North Korea has launched what appears to be two short-range ballistic missiles into the sea, according to South Korea’s military.
It is the fifth set of missile tests in less than three weeks, and is being seen as a protest at the slow pace of nuclear talks with the US, and the ongoing US-South Korea joint military exercises in the region.
The launches were revealed hours after Donald Trump said he received a “beautiful” letter from North Korean leader Kim Jong Un, and predicted that they will engage in further talks to try and resolve the nuclear stand-off.
Mr Trump reiterated that he was not concerned by the weapons being launched, despite the threat they pose to the US allies in the region.
South Korea’s joint chiefs of staff said that the alleged ballistic missiles were fired from the North’s eastern coast – travelling about 250 miles and reaching a height of 30 miles.
They landed in waters between the Korean Peninsula and Japan.

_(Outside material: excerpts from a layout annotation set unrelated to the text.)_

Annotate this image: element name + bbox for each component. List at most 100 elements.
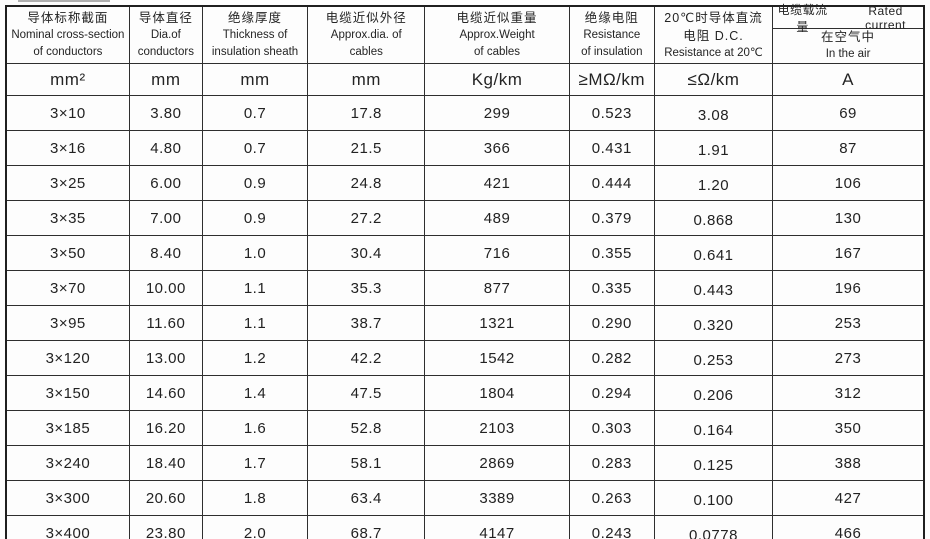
table-row: 3×25 6.00 0.9 24.8 421 0.444 1.20 106 <box>5 165 925 201</box>
header-label-en: cables <box>349 46 383 58</box>
table-cell: 2103 <box>424 410 570 446</box>
table-cell: 17.8 <box>307 95 426 131</box>
table-cell: 20.60 <box>128 480 203 516</box>
table-cell: 0.868 <box>653 200 774 236</box>
table-cell: 68.7 <box>307 515 426 539</box>
table-cell: 0.164 <box>653 410 774 446</box>
rated-current-title: 电缆载流量 Rated current <box>773 3 923 34</box>
unit-mohm-per-km: ≥MΩ/km <box>568 63 655 96</box>
table-row: 3×70 10.00 1.1 35.3 877 0.335 0.443 196 <box>5 270 925 306</box>
header-label-en: Dia.of <box>150 29 181 41</box>
table-cell: 3×25 <box>5 165 130 201</box>
table-cell: 1.0 <box>201 235 309 271</box>
header-col-nominal-cross-section: 导体标称截面 Nominal cross-section of conducto… <box>5 5 130 64</box>
table-row: 3×16 4.80 0.7 21.5 366 0.431 1.91 87 <box>5 130 925 166</box>
table-cell: 312 <box>772 375 925 411</box>
table-cell: 16.20 <box>128 410 203 446</box>
table-cell: 3×10 <box>5 95 130 131</box>
table-cell: 0.7 <box>201 95 309 131</box>
table-cell: 130 <box>772 200 925 236</box>
table-row: 3×35 7.00 0.9 27.2 489 0.379 0.868 130 <box>5 200 925 236</box>
table-cell: 52.8 <box>307 410 426 446</box>
table-cell: 1.91 <box>653 130 774 166</box>
unit-mm-thickness: mm <box>201 63 309 96</box>
table-cell: 3×300 <box>5 480 130 516</box>
table-row: 3×185 16.20 1.6 52.8 2103 0.303 0.164 350 <box>5 410 925 446</box>
table-cell: 167 <box>772 235 925 271</box>
unit-mm-od: mm <box>307 63 426 96</box>
table-cell: 3.80 <box>128 95 203 131</box>
table-cell: 3×150 <box>5 375 130 411</box>
table-cell: 0.379 <box>568 200 655 236</box>
table-cell: 421 <box>424 165 570 201</box>
table-cell: 1.6 <box>201 410 309 446</box>
table-cell: 1542 <box>424 340 570 376</box>
table-cell: 2869 <box>424 445 570 481</box>
table-cell: 0.294 <box>568 375 655 411</box>
rated-current-subheader: 在空气中 In the air <box>773 29 923 63</box>
table-cell: 0.335 <box>568 270 655 306</box>
header-label-en: conductors <box>137 46 194 58</box>
table-cell: 0.7 <box>201 130 309 166</box>
table-cell: 0.243 <box>568 515 655 539</box>
table-cell: 299 <box>424 95 570 131</box>
table-cell: 42.2 <box>307 340 426 376</box>
header-label-en: Thickness of <box>222 29 288 41</box>
table-cell: 3389 <box>424 480 570 516</box>
table-cell: 1.4 <box>201 375 309 411</box>
table-cell: 1.2 <box>201 340 309 376</box>
header-label-en: of insulation <box>581 46 643 58</box>
table-cell: 0.282 <box>568 340 655 376</box>
header-label-en: of conductors <box>33 46 103 58</box>
table-cell: 466 <box>772 515 925 539</box>
table-cell: 0.283 <box>568 445 655 481</box>
table-cell: 0.303 <box>568 410 655 446</box>
table-row: 3×120 13.00 1.2 42.2 1542 0.282 0.253 273 <box>5 340 925 376</box>
table-cell: 21.5 <box>307 130 426 166</box>
header-col-dc-resistance: 20℃时导体直流 电阻 D.C. Resistance at 20℃ <box>653 5 774 64</box>
rated-current-label-en: Rated current <box>865 3 907 32</box>
table-cell: 10.00 <box>128 270 203 306</box>
header-col-approx-weight: 电缆近似重量 Approx.Weight of cables <box>424 5 570 64</box>
header-label-en: Approx.dia. of <box>330 29 402 41</box>
table-cell: 0.9 <box>201 200 309 236</box>
header-label-cn: 导体标称截面 <box>27 11 109 25</box>
table-cell: 1321 <box>424 305 570 341</box>
table-cell: 0.355 <box>568 235 655 271</box>
table-cell: 3×240 <box>5 445 130 481</box>
table-cell: 253 <box>772 305 925 341</box>
header-label-cn: 电阻 D.C. <box>683 28 744 43</box>
table-cell: 3×35 <box>5 200 130 236</box>
table-cell: 3×16 <box>5 130 130 166</box>
table-cell: 35.3 <box>307 270 426 306</box>
cable-spec-table: 导体标称截面 Nominal cross-section of conducto… <box>5 3 925 539</box>
table-cell: 106 <box>772 165 925 201</box>
table-cell: 0.641 <box>653 235 774 271</box>
table-cell: 3×70 <box>5 270 130 306</box>
table-cell: 0.431 <box>568 130 655 166</box>
header-label-en: Resistance at 20℃ <box>664 46 763 59</box>
table-cell: 3×185 <box>5 410 130 446</box>
table-cell: 0.263 <box>568 480 655 516</box>
header-col-approx-diameter: 电缆近似外径 Approx.dia. of cables <box>307 5 426 64</box>
table-cell: 4147 <box>424 515 570 539</box>
table-cell: 3×95 <box>5 305 130 341</box>
table-cell: 24.8 <box>307 165 426 201</box>
unit-kg-per-km: Kg/km <box>424 63 570 96</box>
header-label-cn: 电缆近似外径 <box>325 11 407 25</box>
table-cell: 0.290 <box>568 305 655 341</box>
table-cell: 0.125 <box>653 445 774 481</box>
table-cell: 63.4 <box>307 480 426 516</box>
table-cell: 3×120 <box>5 340 130 376</box>
table-cell: 7.00 <box>128 200 203 236</box>
table-cell: 0.320 <box>653 305 774 341</box>
table-row: 3×400 23.80 2.0 68.7 4147 0.243 0.0778 466 <box>5 515 925 539</box>
table-row: 3×10 3.80 0.7 17.8 299 0.523 3.08 69 <box>5 95 925 131</box>
unit-mm-diameter: mm <box>128 63 203 96</box>
table-cell: 0.100 <box>653 480 774 516</box>
table-row: 3×50 8.40 1.0 30.4 716 0.355 0.641 167 <box>5 235 925 271</box>
table-cell: 0.206 <box>653 375 774 411</box>
unit-row: mm² mm mm mm Kg/km ≥MΩ/km ≤Ω/km A <box>5 63 925 96</box>
table-row: 3×95 11.60 1.1 38.7 1321 0.290 0.320 253 <box>5 305 925 341</box>
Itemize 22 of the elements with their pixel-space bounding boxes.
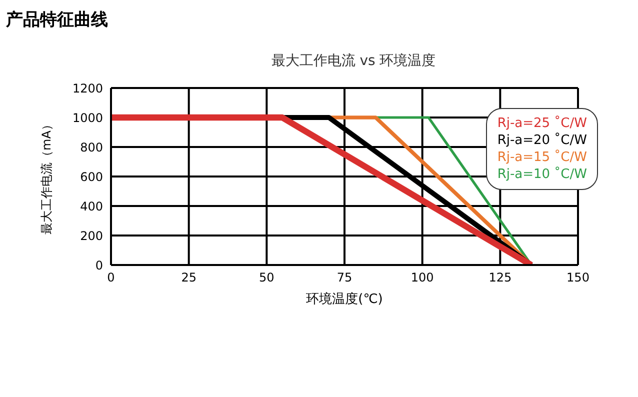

Officials in Seoul said that the tests were likely aimed at confirming how reliable the North’s newly developed weapons were, and demonstrating their resentment over the US-South Korea military drills.
Pyongyang has launched a number of short-range missiles over the last few weeks, saying that the allied military drills compel it to “develop, test and deploy the powerful physical means essential for national defence”.
Mr Trump has been downplaying the secretive state’s launches, with experts saying this tactic has allowed the country to intensify its testing activity, whilst it seeks to build leverage ahead of negotiations, which could start again sometime after the end of drills later in the month.